Reuters reported over the weekend that the BoJ was “brainstorming” an overhaul of its massive QQE program. Given that equities have been sliding ever since USDJPY’s rising trend was broken in mid-August (the white arrow, below), I’d say the term “brainstorming” doesn’t convey near enough desperation. As the article points out, the BoJ now owns 25% (some say 30%) of all JGBs. It’ll be 40%+ in 2016. And, given that most banks, insurers and brokers are required to hold JGBs for collateral purposes, one can easily envision a shortage of bonds for QQE.
What the article doesn’t mention, however, is the BoJ’s massive and growing position in equities. Along with the GPIF, it amounts to around 18% of Japan’s GDP. It’s hard to imagine them throwing a huge leveraged bet like that under the bus on a technicality like what’s eligible collateral under the QQE guidelines.
And, let’s remember that it isn’t the growth in money supply per se that’s propping up stocks. It’s the money directed at equity purchases and, more importantly, the ongoing yen debasement that fuels the yen carry trade.
The BoJ and others are very adept at manipulating the USDJPY — down to .01 moves when need be — in order to keep the carry trade alive.

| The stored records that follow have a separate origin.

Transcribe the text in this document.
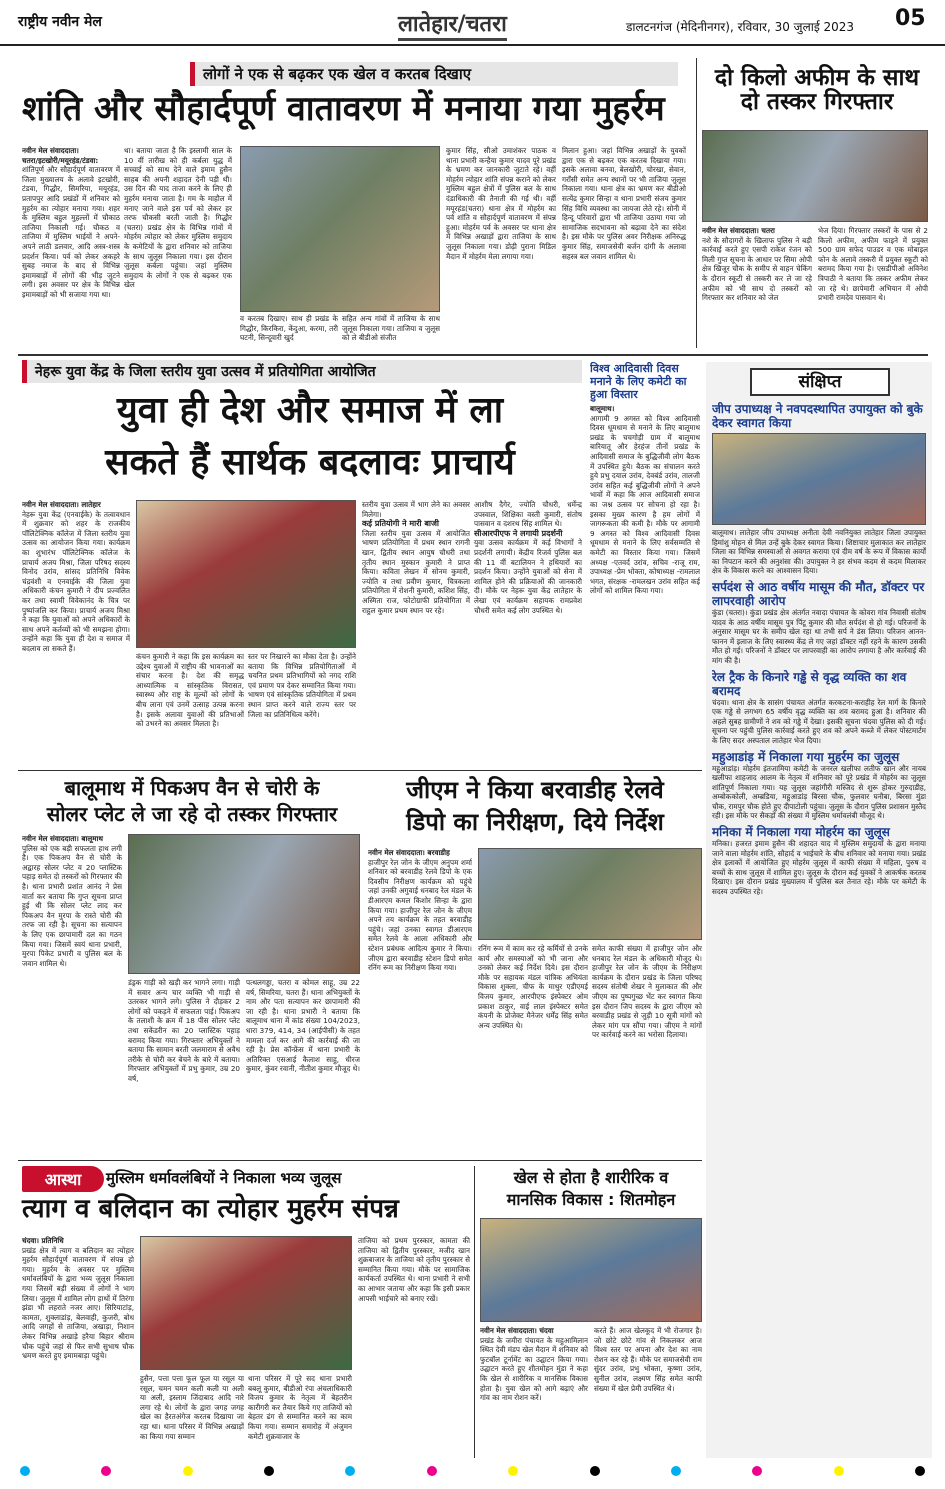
राष्ट्रीय नवीन मेल	लातेहार/चतरा	डालटनगंज (मेदिनीनगर), रविवार, 30 जुलाई 2023 05
लोगों ने एक से बढ़कर एक खेल व करतब दिखाए
शांति और सौहार्दपूर्ण वातावरण में मनाया गया मुहर्रम
नवीन मेल संवाददाता।
चतरा/इटखोरी/मयूरहंड/टंडवा:
शांतिपूर्ण और सौहार्दपूर्ण वातावरण में जिला मुख्यालय के अलावे इटखोरी, टंडवा, गिद्धौर, सिमरिया, मयूरहंड, प्रतापपुर आदि प्रखंडों में शनिवार को मुहर्रम का त्योहार मनाया गया। शहर के मुस्लिम बहुल मुहल्लों में चौकाठ ताजिया निकाली गई। चौकठ व ताजिया में मुस्लिम भाईयों ने अपने-अपने लाठी डलवार, आदि अस्त्र-शस्त्र प्रदर्शन किया। पर्व को लेकर अकहरे सुबह नमाज के बाद से विभिन्न इमामबाड़ों में लोगों की भीड़ जुटने लगी। इस अवसर पर क्षेत्र के विभिन्न इमामबाड़ों को भी सजाया गया था।
था। बताया जाता है कि इस्लामी साल के 10 वीं तारीख को ही कर्बला युद्ध में सच्चाई को साथ देने वाले इमाम हुसैन साहब की अपनी शहादत देनी पड़ी थी। उस दिन की याद ताजा करने के लिए ही मुहर्रम मनाया जाता है। गम के माहौल में मनाए जाने वाले इस पर्व को लेकर हर तरफ चौकसी बरती जाती है। गिद्धौर (चतरा) प्रखंड क्षेत्र के विभिन्न गांवों में मोहर्रम त्योहार को लेकर मुस्लिम समुदाय के कमेटियों के द्वारा शनिवार को ताजिया के साथ जुलूस निकाला गया। इस दौरान जुलूस कर्बला पहुंचा। जहां मुस्लिम समुदाय के लोगों ने एक से बढ़कर एक खेल
व करतब दिखाए। साथ ही प्रखंड के गिद्धौर, किरकिरा, केंदुआ, करमा, तरी घटनी, सिन्दूवारी खुर्द
सहित अन्य गांवों में ताजिया के साथ जुलूस निकाला गया। ताजिया व जुलूस को ले बीडीओ संजीत
कुमार सिंह, सीओ उमाशंकर पाठक व थाना प्रभारी कन्हैया कुमार यादव पूरे प्रखंड के भ्रमण कर जानकारी जुटाते रहे। वहीं मोहर्रम त्योहार शांति संपन्न कराने को लेकर मुस्लिम बहुल क्षेत्रों में पुलिस बल के साथ दंडाधिकारी की तैनाती की गई थी। वहीं मयूरहंड(चतरा) थाना क्षेत्र में मोहर्रम का पर्व शांति व सौहार्दपूर्ण वातावरण में संपन्न हुआ। मोहर्रम पर्व के अवसर पर थाना क्षेत्र में विभिन्न अखाड़ों द्वारा ताजिया के साथ जुलूस निकाला गया। डोढ़ी पुराना मिडिल मैदान में मोहर्रम मेला लगाया गया।
मिलान हुआ। जहां विभिन्न अखाड़ों के युवकों द्वारा एक से बढ़कर एक करतब दिखाया गया। इसके अलावा बनवा, बेलखोरी, चोरखा, सेवान, गराँसी समेत अन्य स्थानों पर भी ताजिया जुलूस निकाला गया। थाना क्षेत्र का भ्रमण कर बीडीओ सत्येंद्र कुमार सिन्हा व थाना प्रभारी संजय कुमार सिंह विधि व्यवस्था का जायजा लेते रहे। सोनी में हिन्दू परिवारों द्वारा भी ताजिया उठाया गया जो सामाजिक सदभावना को बढ़ावा देने का संदेश है। इस मौके पर पुलिस अवर निरीक्षक अनिरुद्ध कुमार सिंह, समाजसेवी बर्जन दांगी के अलावा सहस्त्र बल जवान शामिल थे।
दो किलो अफीम के साथ दो तस्कर गिरफ्तार
नवीन मेल संवाददाता। चतरा
नशे के सौदागरों के खिलाफ पुलिस ने बड़ी कार्रवाई करते हुए एसपी राकेश रंजन को मिली गुप्त सूचना के आधार पर सिमा ओपी क्षेत्र खिजूर चौक के समीप से वाहन चेकिंग के दौरान स्कूटी से तस्करी कर ले जा रहे अफीम को भी साथ दो तस्करों को गिरफ्तार कर शनिवार को जेल
भेज दिया। गिरफ्तार तस्करों के पास से 2 किलो अफीम, अफीम फाइने में प्रयुक्त 500 ग्राम सफेद पाउडर व एक मोबाइल फोन के अलावे तस्करी में प्रयुक्त स्कूटी को बरामद किया गया है। एसडीपीओ अविनेश त्रिपाठी ने बताया कि तस्कर अफीम लेकर जा रहे थे। छापेमारी अभियान में ओपी प्रभारी रामदेव पासवान थे।
नेहरू युवा केंद्र के जिला स्तरीय युवा उत्सव में प्रतियोगिता आयोजित
युवा ही देश और समाज में ला
सकते हैं सार्थक बदलावः प्राचार्य
नवीन मेल संवाददाता। लातेहार
नेहरू युवा केंद्र (एनवाईके) के तत्वावधान में शुक्रवार को शहर के राजकीय पॉलिटेक्निक कॉलेज में जिला स्तरीय युवा उत्सव का आयोजन किया गया। कार्यक्रम का शुभारंभ पॉलिटेक्निक कॉलेज के प्राचार्य अजय मिश्रा, जिला परिषद सदस्य विनोद उरांव, सांसद प्रतिनिधि विवेक चंद्रवंशी व एनवाईके की जिला युवा अधिकारी कंचन कुमारी ने दीप प्रज्वलित कर तथा स्वामी विवेकानंद के चित्र पर पुष्पांजलि कर किया। प्राचार्य अजय मिश्रा ने कहा कि युवाओं को अपने अधिकारों के साथ अपने कर्तव्यों को भी समझना होगा। उन्होंने कहा कि युवा ही देश व समाज में बदलाव ला सकते हैं।
कंचन कुमारी ने कहा कि इस कार्यक्रम का उद्देश्य युवाओं में राष्ट्रीय की भावनाओं का संचार करना है। देश की समृद्ध आध्यात्मिक व सांस्कृतिक विरासत, स्वास्थ्य और राष्ट्र के मूल्यों को लोगों के बीच लाना एवं उनमें उत्साह उत्पन्न करना है। इसके अलावा युवाओं की प्रतिभाओं को उभरने का अवसर मिलता है।
स्तर पर निखारने का मौका देता है। उन्होंने बताया कि विभिन्न प्रतियोगिताओं में चयनित प्रथम प्रतिभागियों को नगद राशि एवं प्रमाण पत्र देकर सम्मानित किया गया। भाषण एवं सांस्कृतिक प्रतियोगिता में प्रथम स्थान प्राप्त करने वाले राज्य स्तर पर जिला का प्रतिनिधित्व करेंगे।
स्तरीय युवा उत्सव में भाग लेने का अवसर मिलेगा।
कई प्रतियोगी ने मारी बाजी
जिला स्तरीय युवा उत्सव में आयोजित भाषण प्रतियोगिता में प्रथम स्थान रागनी खान, द्वितीय स्थान आयुष चौधरी तथा तृतीय स्थान मुस्कान कुमारी ने प्राप्त किया। कविता लेखन में सोनम कुमारी, ज्योति व तथा प्रवीण कुमार, चित्रकला प्रतियोगिता में रोशनी कुमारी, कशिश सिंह, अस्मिता राज, फोटोग्राफी प्रतियोगिता में राहुल कुमार प्रथम स्थान पर रहे।
आशीष दैगेर, ज्योति चौधरी, धर्मेन्द्र उपस्वाल, शिक्षिका वस्ती कुमारी, संतोष पासवान व दशरथ सिंह शामिल थे।
सीआरपीएफ ने लगायी प्रदर्शनी
युवा उत्सव कार्यक्रम में कई विभागों ने प्रदर्शनी लगायी। केंद्रीय रिजर्व पुलिस बल की 11 वीं बटालियन ने हथियारों का प्रदर्शन किया। उन्होंने युवाओं को सेना में शामिल होने की प्रक्रियाओं की जानकारी दी। मौके पर नेहरू युवा केंद्र लातेहार के लेखा एवं कार्यक्रम सहायक रामप्रवेश चौधरी समेत कई लोग उपस्थित थे।
विश्व आदिवासी दिवस मनाने के लिए कमेटी का हुआ विस्तार
बालूमाथ।
आगामी 9 अगस्त को विश्व आदिवासी दिवस धूमधाम से मनाने के लिए बालूमाथ प्रखंड के चचगोड़ी ग्राम में बालूमाथ बारियातू और हेरहंज तीनों प्रखंड के आदिवासी समाज के बुद्धिजीवी लोग बैठक में उपस्थित हुये। बैठक का संचालन करते हुये प्रभु दयाल उरांव, देवबंर्ड उरांव, तालजी उरांव सहित कई बुद्धिजीवी लोगों ने अपने भावों में कहा कि आज आदिवासी समाज का जश्न उत्सव पर सोचना हो रहा है। इसका मुख्य कारण है हम लोगों में जागरूकता की कमी है। मौके पर आगामी 9 अगस्त को विश्व आदिवासी दिवस धूमधाम से मनाने के लिए सर्वसम्मति से कमेटी का विस्तार किया गया। जिसमें अध्यक्ष -एतवर्द उरांव, सचिव -राजू राम, उपाध्यक्ष -प्रेम भोक्ता, कोषाध्यक्ष -रामलाल भगत, संरक्षक -रामलखन उरांव सहित कई लोगों को शामिल किया गया।
संक्षिप्त
जीप उपाध्यक्ष ने नवपदस्थापित उपायुक्त को बुके देकर स्वागत किया
बालूमाथ। लातेहार जीप उपाध्यक्ष अनीता देवी नवनियुक्त लातेहार जिला उपायुक्त हिमांशु मोहन से मिल उन्हें बुके देकर स्वागत किया। शिष्टाचार मुलाकात कर लातेहार जिला का विभिन्न समस्याओं से अवगत कराया एवं दीम वर्ष के रूप में विकास कार्यों का निपटान करने की अनुशंसा की। उपायुक्त ने हर संभव कदम से कदम मिलाकर क्षेत्र के विकास करने का आश्वासन दिया।
सर्पदंश से आठ वर्षीय मासूम की मौत, डॉक्टर पर लापरवाही आरोप
कुंडा (चतरा)। कुंडा प्रखंड क्षेत्र अंतर्गत नवादा पंचायत के कोवरा गांव निवासी संतोष यादव के आठ वर्षीय मासूम पुत्र पिंटू कुमार की मौत सर्पदंश से हो गई। परिजनों के अनुसार मासूम घर के समीप खेल रहा था तभी सर्प ने डंस लिया। परिजन आनन-फानन में इलाज के लिए स्वास्थ्य केंद्र ले गए जहां डॉक्टर नहीं रहने के कारण उसकी मौत हो गई। परिजनों ने डॉक्टर पर लापरवाही का आरोप लगाया है और कार्रवाई की मांग की है।
रेल ट्रैक के किनारे गड्ढे से वृद्ध व्यक्ति का शव बरामद
चंदवा। थाना क्षेत्र के सासंग पंचायत अंतर्गत करकटना-कराहीह रेल मार्ग के किनारे एक गड्ढे से लगभग 65 वर्षीय वृद्ध व्यक्ति का शव बरामद हुआ है। शनिवार की अहले सुबह ग्रामीणों ने शव को गड्ढे में देखा। इसकी सूचना चंदवा पुलिस को दी गई। सूचना पर पहुंची पुलिस कार्रवाई करते हुए शव को अपने कब्जे में लेकर पोस्टमार्टम के लिए सदर अस्पताल लातेहार भेज दिया।
महुआडांड़ में निकाला गया मुहर्रम का जुलूस
महुआडांड़। मोहर्रम इंतजामिया कमेटी के जनरल खलीफा लतीफ खान और नायब खलीफा शाहजाद आलम के नेतृत्व में शनिवार को पूरे प्रखंड में मोहर्रम का जुलूस शांतिपूर्ण निकाला गया। यह जुलूस जहांगीरी मस्जिद से शुरू होकर गुरुदाडीह, अम्बोककोली, अम्ब्रडिया, महुआडांड़ बिरसा चौक, फुलवार घनौबा, बिरसा मुंडा चौक, रामपुर चौक होते हुए दीपाटोली पहुंचा। जुलूस के दौरान पुलिस प्रशासन मुस्तैद रही। इस मौके पर सैकड़ों की संख्या में मुस्लिम धर्मावलंबी मौजूद थे।
मनिका में निकाला गया मोहर्रम का जुलूस
मनिका। हजरत इमाम हुसैन की शहादत याद में मुस्लिम समुदायों के द्वारा मनाया जाने वाला मोहर्रम शांति, सौहार्द व भाईचारे के बीच शनिवार को मनाया गया। प्रखंड क्षेत्र इलाकों में आयोजित हुए मोहर्रम जुलूस में काफी संख्या में महिला, पुरुष व बच्चों के साथ जुलूस में शामिल हुए। जुलूस के दौरान कई युवकों ने आकर्षक करतब दिखाए। इस दौरान प्रखंड मुख्यालय में पुलिस बल तैनात रहे। मौके पर कमेटी के सदस्य उपस्थित रहे।
बालूमाथ में पिकअप वैन से चोरी के
सोलर प्लेट ले जा रहे दो तस्कर गिरफ्तार
नवीन मेल संवाददाता। बालूमाथ
पुलिस को एक बड़ी सफलता हाथ लगी है। एक पिकअप वैन से चोरी के अद्वारह सोलर प्लेट व 20 प्लास्टिक पहाड़ समेत दो तस्करों को गिरफ्तार की है। थाना प्रभारी प्रशांत आनंद ने प्रेस वार्ता कर बताया कि गुप्त सूचना प्राप्त हुई थी कि सोलर प्लेट लाद कर पिकअप वैन मुरपा के रास्ते चोरी की तरफ जा रही है। सूचना का सत्यापन के लिए एक छापामारी दल का गठन किया गया। जिसमें स्वयं थाना प्रभारी, मुरपा पिकेट प्रभारी व पुलिस बल के जवान शामिल थे।
डंड्रक गाड़ी को खड़ी कर भागने लगा। गाड़ी में सवार अन्य चार व्यक्ति भी गाड़ी से उतरकर भागने लगे। पुलिस ने दौड़कर 2 लोगों को पकड़ने में सफलता पाई। पिकअप के तलाशी के क्रम में 18 पीस सोलर प्लेट तथा सकेंडरीन का 20 प्लास्टिक पहाड़ बरामद किया गया। गिरफ्तार अभियुक्तों ने बताया कि सामान बरती जलमाराम से अवैध तरीके से चोरी कर बेचने के बारे में बताया। गिरफ्तार अभियुक्तों में प्रभु कुमार, उम्र 20 वर्ष,
पत्थलगड्डा, चतरा व कोमल साहू, उम्र 22 वर्ष, सिमरिया, चतरा हैं। थाना अभियुक्तों के नाम और पता सत्यापन कर छापामारी की जा रही है। थाना प्रभारी ने बताया कि बालूमाथ थाना में कांड संख्या 104/2023, धारा 379, 414, 34 (आईपीसी) के तहत मामला दर्ज कर आगे की कार्रवाई की जा रही है। प्रेस कॉन्फ्रेंस में थाना प्रभारी के अतिरिक्त एसआई कैलाश साहु, धीरज कुमार, कुंवर रवानी, नीतीश कुमार मौजूद थे।
जीएम ने किया बरवाडीह रेलवे
डिपो का निरीक्षण, दिये निर्देश
नवीन मेल संवाददाता। बरवाडीह
हाजीपुर रेल जोन के जीएम अनुपम शर्मा शनिवार को बरवाडीह रेलवे डिपो के एक दिवसीय निरीक्षण कार्यक्रम को पहुंचे जहां उनकी अगुवाई धनबाद रेल मंडल के डीआरएम कमल किशोर सिन्हा के द्वारा किया गया। हाजीपुर रेल जोन के जीएम अपने तय कार्यक्रम के तहत बरवाडीह पहुंचे। जहां उनका स्वागत डीआरएम समेत रेलवे के आला अधिकारी और स्टेशन प्रबंधक आदित्य कुमार ने किया। जीएम द्वारा बरवाडीह स्टेशन डिपो समेत रनिंग रूम का निरीक्षण किया गया।
रनिंग रूम में काम कर रहे कर्मियों से उनके कार्य और समस्याओं को भी जाना और उनको लेकर कई निर्देश दिये। इस दौरान मौके पर सहायक मंडल यांत्रिक अभियंता विकास शुक्ला, चीफ के माथुर एडीएमई विजय कुमार, आरपीएफ इंस्पेक्टर ओम प्रकाश ठाकुर, वाई लाल इंस्पेक्टर समेत कंपनी के प्रोजेक्ट मैनेजर धर्मेंद्र सिंह समेत अन्य उपस्थित थे।
समेत काफी संख्या में हाजीपुर जोन और धनबाद रेल मंडल के अधिकारी मौजूद थे। हाजीपुर रेल जोन के जीएम के निरीक्षण कार्यक्रम के दौरान प्रखंड के जिला परिषद सदस्य संतोषी शेखर ने मुलाकात की और जीएम का पुष्पगुच्छ भेंट कर स्वागत किया इस दौरान जिप सदस्य के द्वारा जीएम को बरवाडीह प्रखंड से जुड़ी 10 सूत्री मांगों को लेकर मांग पत्र सौंपा गया। जीएम ने मांगों पर कार्रवाई करने का भरोसा दिलाया।
आस्था	मुस्लिम धर्मावलंबियों ने निकाला भव्य जुलूस
त्याग व बलिदान का त्योहार मुहर्रम संपन्न
चंदवा। प्रतिनिधि
प्रखंड क्षेत्र में त्याग व बलिदान का त्योहार मुहर्रम सौहार्दपूर्ण वातावरण में संपन्न हो गया। मुहर्रम के अवसर पर मुस्लिम धर्मावलंबियों के द्वारा भव्य जुलूस निकाला गया जिसमें बड़ी संख्या में लोगों ने भाग लिया। जुलूस में शामिल लोग हाथों में तिरंगा झंडा भी लहराते नजर आए। सिरियाटांड़, कामता, शुक्लाडांड़, बेलवाही, कुजरी, बोध आदि जगहों से ताजिया, अखाड़ा, निशान लेकर विभिन्न अखाड़े हरैया बिहार श्रीराम चौक पहुंचे जहां से फिर सभी सुभाष चौक भ्रमण करते हुए इमामबाड़ा पहुंचे।
हुसैन, पत्ता पत्ता फूल फूल या रसूल या रसूल, चमन चमन कली कली या अली या अली, इस्लाम जिंदाबाद आदि नारे लगा रहे थे। लोगों के द्वारा जगह जगह खेल का हैरतअंगेज करतब दिखाया जा रहा था। थाना परिसर में विभिन्न अखाड़ों का किया गया सम्मान
थाना परिसर में पूरे सद थाना प्रभारी बबलू कुमार, बीडीओ रंपा अंचलाधिकारी विजय कुमार के नेतृत्व में बेहतरीन कारीगरी कर तैयार किये गए ताजियों को बेहतर ढंग से सम्मानित करने का काम किया गया। सम्मान समारोह में अंजुमन कमेटी शुक्रवाजार के
ताजिया को प्रथम पुरस्कार, कामता की ताजिया को द्वितीय पुरस्कार, मजीद खान शुक्रबाजार के ताजिया को तृतीय पुरस्कार से सम्मानित किया गया। मौके पर सामाजिक कार्यकर्ता उपस्थित थे। थाना प्रभारी ने सभी का आभार जताया और कहा कि इसी प्रकार आपसी भाईचारे को बनाए रखें।
खेल से होता है शारीरिक व
मानसिक विकास : शितमोहन
नवीन मेल संवाददाता। चंदवा
प्रखंड के जमीरा पंचायत के महुआमिलान स्थित देवी मंडप खेल मैदान में शनिवार को फुटबॉल टूर्नामेंट का उद्घाटन किया गया। उद्घाटन करते हुए शीतमोहन मुंडा ने कहा कि खेल से शारीरिक व मानसिक विकास होता है। युवा खेल को आगे बढ़ाएं और गांव का नाम रोशन करें।
करते हैं। आज खेलकूद में भी रोजगार है। जो छोटे छोटे गांव से निकलकर आज विश्व स्तर पर अपना और देश का नाम रोशन कर रहे हैं। मौके पर समाजसेवी राम सुंदर उरांव, प्रभु भोक्ता, कृष्णा उरांव, सुनील उरांव, लक्ष्मण सिंह समेत काफी संख्या में खेल प्रेमी उपस्थित थे।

But, at some point, it’s going to be pretty obvious to everybody that the USDJPY has gone nowhere since first tagging the yellow .618 at 120.11 on Dec 4.
However they accomplish it, BoJ has to hammer the yen lower or face the consequences of its inaction. On Dec 4, NKD closed at 18,105. Nine months later, with USDJPY still lingering near 120.11, NKD is trading at 18,060. The 3,000 point (16%) rally in between is a rapidly fading memory.
Brainstorming? It’s more likely that BoJ is mapping out the exact time and place for USDJPY’s next leg up.